Reckless Endangerment by Gretchen Morgenson
Author:Gretchen Morgenson [Morgenson, Gretchen]
Language: eng
Format: epub
ISBN: 9780805091205
Published: 2011-07-02T06:50:31+00:00
If the ratings agencies were doing excellent work on behalf of the banks and Fannie Mae and Freddie Mac, they continued to do shoddy work for investors and taxpayers. After the Basel Committee and the United States' top financial regulators gave the all-clear to issuers of private-label mortgage securities, the credit-rating agencies began developing models to help them assess risk in these instruments.
In 2002, for example, Moody's built a mortgage securitization computer model that analyzed risks in underlying loans. In this model, Moody's considered three types of information. The most crucial was what it called "primary" data, inputs such as loan-to-value ratios, property zip codes, borrowers' credit scores, and whether a loan was a first or second lien. This information was required for each loan in a security if Moody's was to rate it.
The next two levels of data were not required by Moody's; but the agency said if they were provided, they would help it
"supplement" its understanding of a borrower's risk profile. One of these was what Moody's called "highly desirable" information, including any cash reserves a borrower had on hand, his or her disposable income, whether the borrower was a first-time homeowner or had filed for bankruptcy recently.
Finally, there was the category Moody's labeled as "desirable"; it included the type of appraisal used to evaluate the property and which company had originated the loan.
Given these categories, it is clear that Moody's was not operating with a full deck. All of this information should have been required before a mortgage security could be rated. The fact that the agency did not demand that lenders provide a borrower's debt-to-income ratio—a prudent lending basic—or the type of appraisal that backed up the loan spoke volumes about how lax the agency was in its analysis.
For as long as there were mortgage loans, prudent lenders had used debt-to-income ratios to measure how financially stretched a potential borrower was.
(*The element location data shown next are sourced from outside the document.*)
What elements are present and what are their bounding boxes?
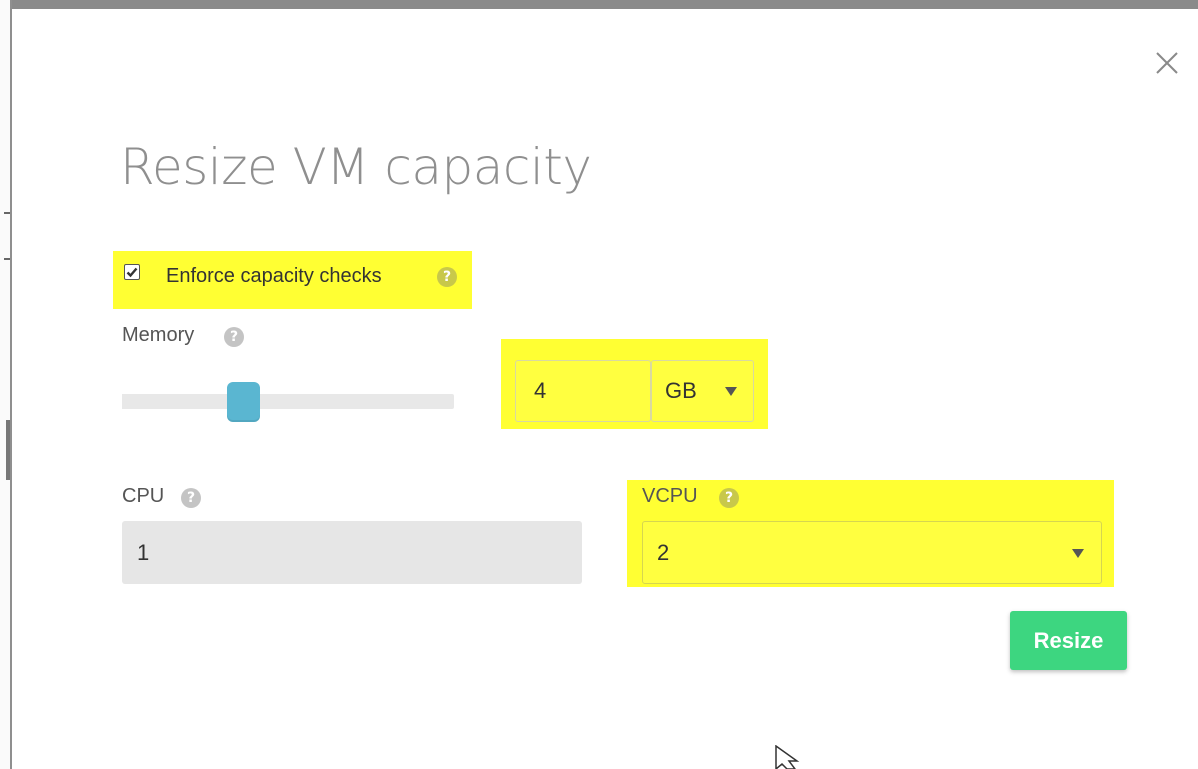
backdrop-left-edge [0,0,12,769]
resize-button[interactable]: Resize [1010,611,1127,670]
mouse-cursor-icon [775,745,800,769]
enforce-capacity-label[interactable]: Enforce capacity checks [166,265,382,288]
cpu-field: 1 [122,521,582,584]
modal-title: Resize VM capacity [120,138,592,196]
close-button[interactable] [1152,48,1182,78]
memory-label: Memory [122,324,195,346]
close-icon [1156,52,1178,74]
memory-slider-handle[interactable] [227,382,260,422]
question-circle-icon[interactable]: ? [719,488,739,508]
question-circle-icon[interactable]: ? [181,488,201,508]
backdrop-top-edge [0,0,1198,9]
memory-slider-fill [122,394,238,409]
caret-down-icon [1072,549,1084,558]
check-icon [126,267,138,278]
question-circle-icon[interactable]: ? [224,327,244,347]
vcpu-label: VCPU [642,485,698,507]
resize-vm-modal: Resize VM capacity Enforce capacity chec… [0,0,1198,769]
memory-slider-track[interactable] [122,394,454,409]
backdrop-tick [4,258,10,260]
vcpu-select[interactable]: 2 [642,521,1102,584]
backdrop-bar [6,420,10,480]
enforce-capacity-checkbox[interactable] [124,264,140,280]
memory-unit-select[interactable]: GB [651,360,754,422]
memory-value-input[interactable]: 4 [515,360,651,422]
vcpu-value: 2 [657,540,670,565]
cpu-label: CPU [122,485,165,507]
backdrop-tick [4,212,10,214]
caret-down-icon [725,387,737,396]
question-circle-icon[interactable]: ? [437,267,457,287]
memory-unit-value: GB [665,378,697,403]
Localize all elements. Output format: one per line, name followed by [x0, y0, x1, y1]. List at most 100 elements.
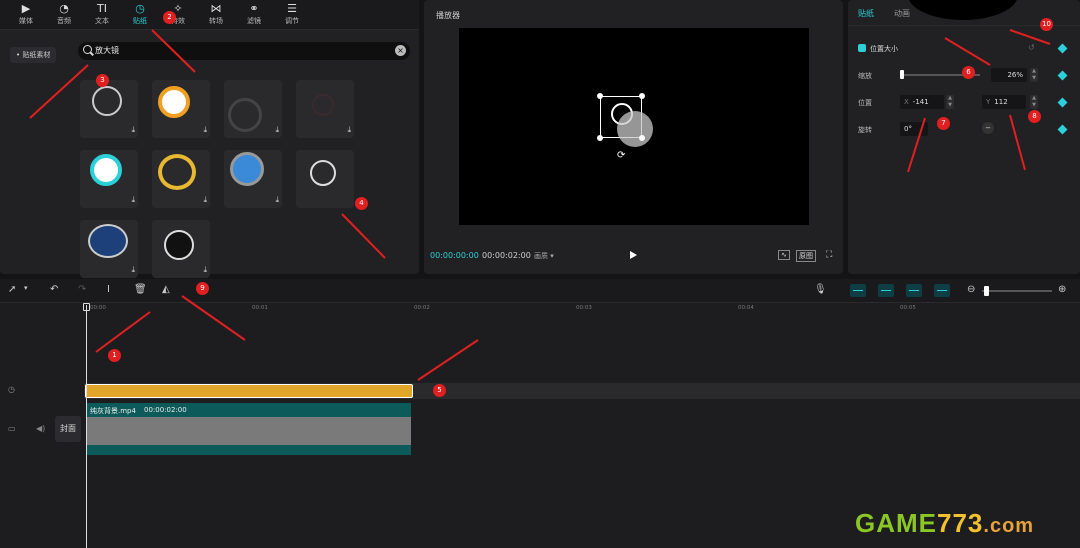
sticker-item[interactable]: ⤓ [152, 150, 210, 208]
download-icon[interactable]: ⤓ [203, 125, 207, 135]
select-tool-icon[interactable]: ➚ [8, 284, 16, 295]
annotation-badge-7: 7 [937, 117, 950, 130]
resize-handle[interactable] [639, 93, 645, 99]
sidebar-item-sticker-assets[interactable]: • 贴纸素材 [10, 47, 57, 63]
tab-sticker-props[interactable]: 贴纸 [858, 8, 874, 19]
scale-field[interactable]: 26% [991, 68, 1027, 82]
ruler-mark: 00:02 [414, 305, 430, 311]
magnifier-sticker [158, 86, 190, 118]
inspector-panel: 贴纸 动画 位置大小 ↺ 缩放 26% ▲ ▼ 位置 X -141 ▲ ▼ Y 112 … [848, 0, 1080, 274]
split-icon[interactable]: I [107, 284, 110, 295]
adjust-icon: ☰ [287, 2, 297, 15]
sticker-item[interactable]: ⤓ [296, 80, 354, 138]
media-icon: ▶ [21, 2, 31, 15]
sticker-track-icon: ◷ [8, 385, 15, 394]
keyframe-icon[interactable] [1057, 70, 1068, 81]
player-title: 播放器 [436, 11, 460, 20]
snap-toggle-2[interactable] [878, 284, 894, 297]
original-ratio-button[interactable]: 原图 [796, 250, 816, 262]
sticker-item[interactable]: ⤓ [152, 80, 210, 138]
cover-button[interactable]: 封面 [55, 416, 81, 442]
clear-search-icon[interactable]: × [395, 45, 406, 56]
tab-animation[interactable]: 动画 [894, 8, 910, 19]
sticker-item[interactable]: ⤓ [80, 150, 138, 208]
sticker-item[interactable]: ⤓ [80, 80, 138, 138]
snap-toggle-3[interactable] [906, 284, 922, 297]
download-icon[interactable]: ⤓ [203, 195, 207, 205]
sticker-selection-box[interactable] [597, 93, 653, 147]
ruler-mark: 00:05 [900, 305, 916, 311]
zoom-knob[interactable] [984, 286, 989, 296]
download-icon[interactable]: ⤓ [131, 265, 135, 275]
playhead[interactable] [86, 305, 87, 548]
video-clip[interactable]: 纯灰背景.mp4 00:00:02:00 [86, 403, 411, 455]
preview-canvas[interactable]: ⟳ [459, 28, 809, 225]
download-icon[interactable]: ⤓ [275, 195, 279, 205]
quality-dropdown[interactable]: 画质 ▾ [534, 251, 554, 261]
download-icon[interactable]: ⤓ [131, 125, 135, 135]
chevron-down-icon[interactable]: ▾ [24, 284, 28, 292]
resize-handle[interactable] [639, 135, 645, 141]
search-input[interactable]: 放大镜 × [78, 42, 410, 60]
zoom-slider[interactable] [982, 286, 1052, 296]
rotation-label: 旋转 [858, 126, 872, 134]
keyframe-icon[interactable] [1057, 97, 1068, 108]
redo-icon[interactable]: ↷ [78, 284, 86, 295]
tab-adjust[interactable]: ☰ 调节 [274, 2, 310, 26]
sticker-item[interactable] [296, 150, 354, 208]
scale-stepper[interactable]: ▲ ▼ [1030, 68, 1038, 82]
sticker-icon: ◷ [135, 2, 145, 15]
audio-mute-icon[interactable]: ◀) [36, 424, 45, 433]
time-ruler[interactable]: 00:00 00:01 00:02 00:03 00:04 00:05 [0, 303, 1080, 317]
x-stepper[interactable]: ▲ ▼ [946, 95, 954, 109]
ruler-mark: 00:04 [738, 305, 754, 311]
tab-filter[interactable]: ⚭ 滤镜 [236, 2, 272, 26]
resize-handle[interactable] [597, 93, 603, 99]
download-icon[interactable]: ⤓ [347, 125, 351, 135]
zoom-out-icon[interactable]: ⊖ [967, 284, 975, 295]
annotation-badge-8: 8 [1028, 110, 1041, 123]
keyframe-icon[interactable] [1057, 124, 1068, 135]
tab-transition[interactable]: ⋈ 转场 [198, 2, 234, 26]
position-y-field[interactable]: Y 112 [982, 95, 1026, 109]
drag-cursor [617, 111, 653, 147]
rotate-handle-icon[interactable]: ⟳ [617, 150, 625, 161]
y-stepper[interactable]: ▲ ▼ [1030, 95, 1038, 109]
magnifier-sticker [310, 160, 336, 186]
waveform-icon[interactable]: ∿ [778, 250, 790, 260]
resize-handle[interactable] [597, 135, 603, 141]
position-size-checkbox[interactable] [858, 44, 866, 52]
reset-icon[interactable]: ↺ [1028, 43, 1035, 52]
tab-audio[interactable]: ◔ 音频 [46, 2, 82, 26]
sticker-item[interactable]: ⤓ [224, 80, 282, 138]
mirror-icon[interactable]: ◭ [162, 284, 170, 295]
magnifier-sticker [228, 98, 262, 132]
annotation-badge-3: 3 [96, 74, 109, 87]
download-icon[interactable]: ⤓ [203, 265, 207, 275]
undo-icon[interactable]: ↶ [50, 284, 58, 295]
snap-toggle-4[interactable] [934, 284, 950, 297]
tab-media[interactable]: ▶ 媒体 [8, 2, 44, 26]
fullscreen-icon[interactable]: ⛶ [824, 250, 834, 260]
slider-knob[interactable] [900, 70, 904, 79]
sticker-clip[interactable] [85, 384, 413, 398]
keyframe-icon[interactable] [1057, 43, 1068, 54]
sticker-item[interactable]: ⤓ [224, 150, 282, 208]
audio-icon: ◔ [59, 2, 69, 15]
download-icon[interactable]: ⤓ [275, 125, 279, 135]
zoom-in-icon[interactable]: ⊕ [1058, 284, 1066, 295]
rotation-field[interactable]: 0° [900, 122, 928, 136]
download-icon[interactable]: ⤓ [131, 195, 135, 205]
delete-icon[interactable]: 🗑 [134, 284, 147, 295]
text-icon: TI [97, 2, 107, 15]
microphone-icon[interactable]: 🎙 [814, 284, 827, 295]
play-icon[interactable] [630, 251, 637, 259]
ruler-mark: 00:00 [90, 305, 106, 311]
tab-sticker[interactable]: ◷ 贴纸 [122, 2, 158, 26]
position-x-field[interactable]: X -141 [900, 95, 944, 109]
sticker-item[interactable]: ⤓ [80, 220, 138, 278]
flip-icon[interactable]: − [982, 122, 994, 134]
tab-text[interactable]: TI 文本 [84, 2, 120, 26]
sticker-item[interactable]: ⤓ [152, 220, 210, 278]
snap-toggle-1[interactable] [850, 284, 866, 297]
For generations, this metric was a key predictor of mortgage defaults. Moody's did not consider it to be crucial.
Then there was the matter of appraisals. With automated underwriting coming to dominate the industry, it was more crucial than ever to understand the quality of an appraisal backing a loan. If it was a drive-by appraisal or if it had been generated on a computer, the risks of an inflated valuation were far greater than if an actual human being had taken time to visit a property to assess it. Automated valuation models were also notorious for relying on outdated information; in a rising real estate market this did not matter so much, but in a falling market stale data could vastly increase a potential loss on a loan.
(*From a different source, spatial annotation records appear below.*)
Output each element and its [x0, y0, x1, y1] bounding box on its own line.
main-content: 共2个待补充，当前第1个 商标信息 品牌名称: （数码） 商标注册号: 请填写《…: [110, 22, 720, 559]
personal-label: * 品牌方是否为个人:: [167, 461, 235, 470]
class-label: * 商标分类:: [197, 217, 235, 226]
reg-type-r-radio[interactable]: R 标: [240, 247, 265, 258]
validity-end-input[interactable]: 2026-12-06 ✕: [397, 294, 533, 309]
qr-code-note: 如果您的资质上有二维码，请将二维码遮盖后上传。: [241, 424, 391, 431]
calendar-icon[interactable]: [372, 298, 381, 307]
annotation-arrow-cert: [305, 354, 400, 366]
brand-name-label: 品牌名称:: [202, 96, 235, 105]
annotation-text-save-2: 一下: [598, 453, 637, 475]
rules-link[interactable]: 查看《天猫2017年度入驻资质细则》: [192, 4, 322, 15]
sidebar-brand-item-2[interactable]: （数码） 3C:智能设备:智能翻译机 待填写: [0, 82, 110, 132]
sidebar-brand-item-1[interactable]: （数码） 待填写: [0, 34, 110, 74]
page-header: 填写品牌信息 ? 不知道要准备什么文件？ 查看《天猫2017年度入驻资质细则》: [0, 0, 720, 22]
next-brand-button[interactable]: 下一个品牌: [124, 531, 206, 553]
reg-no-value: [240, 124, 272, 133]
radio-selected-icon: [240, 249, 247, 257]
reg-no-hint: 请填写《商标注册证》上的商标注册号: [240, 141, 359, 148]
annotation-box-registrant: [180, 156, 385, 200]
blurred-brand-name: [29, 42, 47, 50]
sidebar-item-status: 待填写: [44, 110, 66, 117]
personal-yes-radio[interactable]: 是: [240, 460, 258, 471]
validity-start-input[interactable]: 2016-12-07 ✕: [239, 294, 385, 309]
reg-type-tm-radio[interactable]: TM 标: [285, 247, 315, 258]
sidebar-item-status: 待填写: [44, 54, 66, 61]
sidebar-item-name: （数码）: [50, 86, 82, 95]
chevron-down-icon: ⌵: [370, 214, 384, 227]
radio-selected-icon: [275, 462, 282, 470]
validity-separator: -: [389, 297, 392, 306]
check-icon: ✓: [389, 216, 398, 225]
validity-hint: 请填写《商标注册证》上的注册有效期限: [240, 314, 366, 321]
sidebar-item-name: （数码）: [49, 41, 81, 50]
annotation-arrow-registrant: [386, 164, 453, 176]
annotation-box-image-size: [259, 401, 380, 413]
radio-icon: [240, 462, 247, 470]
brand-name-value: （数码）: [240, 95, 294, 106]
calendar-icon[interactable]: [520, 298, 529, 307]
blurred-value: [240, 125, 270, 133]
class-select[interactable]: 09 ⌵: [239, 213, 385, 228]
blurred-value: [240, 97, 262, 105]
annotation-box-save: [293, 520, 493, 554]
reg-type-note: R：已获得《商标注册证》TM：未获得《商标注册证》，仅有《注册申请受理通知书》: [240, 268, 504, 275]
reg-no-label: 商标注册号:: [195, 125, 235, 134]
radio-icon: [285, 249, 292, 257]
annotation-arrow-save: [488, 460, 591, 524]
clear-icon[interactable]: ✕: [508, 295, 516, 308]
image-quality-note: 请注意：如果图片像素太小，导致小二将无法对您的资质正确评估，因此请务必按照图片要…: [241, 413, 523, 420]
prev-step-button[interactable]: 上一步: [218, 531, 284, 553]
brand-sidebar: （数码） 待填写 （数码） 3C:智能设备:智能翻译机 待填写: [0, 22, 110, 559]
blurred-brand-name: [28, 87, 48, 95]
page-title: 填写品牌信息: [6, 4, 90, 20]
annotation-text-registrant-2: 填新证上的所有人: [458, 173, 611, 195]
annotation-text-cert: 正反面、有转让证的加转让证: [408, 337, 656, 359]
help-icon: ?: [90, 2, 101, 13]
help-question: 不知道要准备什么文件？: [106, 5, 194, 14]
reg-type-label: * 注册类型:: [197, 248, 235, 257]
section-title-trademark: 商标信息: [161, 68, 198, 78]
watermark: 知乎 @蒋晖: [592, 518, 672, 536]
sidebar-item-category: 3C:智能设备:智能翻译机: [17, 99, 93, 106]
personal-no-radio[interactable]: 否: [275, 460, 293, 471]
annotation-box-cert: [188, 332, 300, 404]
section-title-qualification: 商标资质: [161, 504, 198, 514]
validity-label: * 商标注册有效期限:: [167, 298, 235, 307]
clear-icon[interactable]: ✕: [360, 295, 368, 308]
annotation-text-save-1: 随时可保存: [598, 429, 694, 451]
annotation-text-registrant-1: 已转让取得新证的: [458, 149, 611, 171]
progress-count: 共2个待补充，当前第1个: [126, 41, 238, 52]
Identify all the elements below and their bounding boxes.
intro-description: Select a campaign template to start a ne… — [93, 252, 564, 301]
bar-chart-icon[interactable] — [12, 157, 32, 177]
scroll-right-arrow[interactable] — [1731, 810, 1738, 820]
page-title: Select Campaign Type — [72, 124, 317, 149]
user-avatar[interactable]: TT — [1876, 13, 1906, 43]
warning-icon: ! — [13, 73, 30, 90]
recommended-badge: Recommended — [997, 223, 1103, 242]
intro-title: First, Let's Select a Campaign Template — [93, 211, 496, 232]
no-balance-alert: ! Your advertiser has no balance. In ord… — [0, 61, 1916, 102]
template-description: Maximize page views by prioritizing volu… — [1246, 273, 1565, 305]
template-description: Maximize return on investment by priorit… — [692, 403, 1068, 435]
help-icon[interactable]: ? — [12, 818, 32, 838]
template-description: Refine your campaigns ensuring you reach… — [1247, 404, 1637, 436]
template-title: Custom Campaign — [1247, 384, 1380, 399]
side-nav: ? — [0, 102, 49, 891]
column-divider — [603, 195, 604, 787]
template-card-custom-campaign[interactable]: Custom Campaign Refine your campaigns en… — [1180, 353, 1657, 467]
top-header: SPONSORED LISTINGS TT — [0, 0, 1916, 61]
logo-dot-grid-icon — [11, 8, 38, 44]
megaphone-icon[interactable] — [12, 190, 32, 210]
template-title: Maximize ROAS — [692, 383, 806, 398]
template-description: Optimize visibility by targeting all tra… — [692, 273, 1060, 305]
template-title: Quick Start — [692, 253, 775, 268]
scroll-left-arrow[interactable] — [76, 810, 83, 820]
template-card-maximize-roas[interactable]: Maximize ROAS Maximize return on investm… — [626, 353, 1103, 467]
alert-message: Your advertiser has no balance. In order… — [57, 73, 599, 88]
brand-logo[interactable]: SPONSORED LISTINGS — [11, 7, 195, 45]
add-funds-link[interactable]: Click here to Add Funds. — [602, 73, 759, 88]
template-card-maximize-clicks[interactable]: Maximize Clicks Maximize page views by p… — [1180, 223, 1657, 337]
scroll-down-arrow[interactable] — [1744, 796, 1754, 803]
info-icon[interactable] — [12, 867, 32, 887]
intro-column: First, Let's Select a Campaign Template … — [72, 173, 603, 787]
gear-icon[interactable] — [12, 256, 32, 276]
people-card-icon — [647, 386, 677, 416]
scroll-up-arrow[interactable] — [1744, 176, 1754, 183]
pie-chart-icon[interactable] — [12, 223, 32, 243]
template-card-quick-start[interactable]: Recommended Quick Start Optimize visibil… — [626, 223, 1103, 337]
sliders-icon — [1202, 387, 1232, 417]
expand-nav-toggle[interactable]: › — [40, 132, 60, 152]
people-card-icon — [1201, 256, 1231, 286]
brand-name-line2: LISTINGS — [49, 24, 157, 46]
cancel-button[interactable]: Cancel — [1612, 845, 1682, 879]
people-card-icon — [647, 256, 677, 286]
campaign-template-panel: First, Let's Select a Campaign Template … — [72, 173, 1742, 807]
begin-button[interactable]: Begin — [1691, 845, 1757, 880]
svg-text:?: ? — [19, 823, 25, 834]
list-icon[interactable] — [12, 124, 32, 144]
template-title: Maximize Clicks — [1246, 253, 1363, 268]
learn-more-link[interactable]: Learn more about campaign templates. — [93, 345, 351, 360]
Finally, failing to require identification of the company making the loan meant Moody's was ignoring another hugely important piece of the puzzle.
Also troubling was the passivity with which Moody's went about getting the information it needed to make thorough assessments. Indeed, the ratings agencies relied almost exclusively on data provided to them by issuers rather than demanding that the loan packagers provide the information the agencies needed.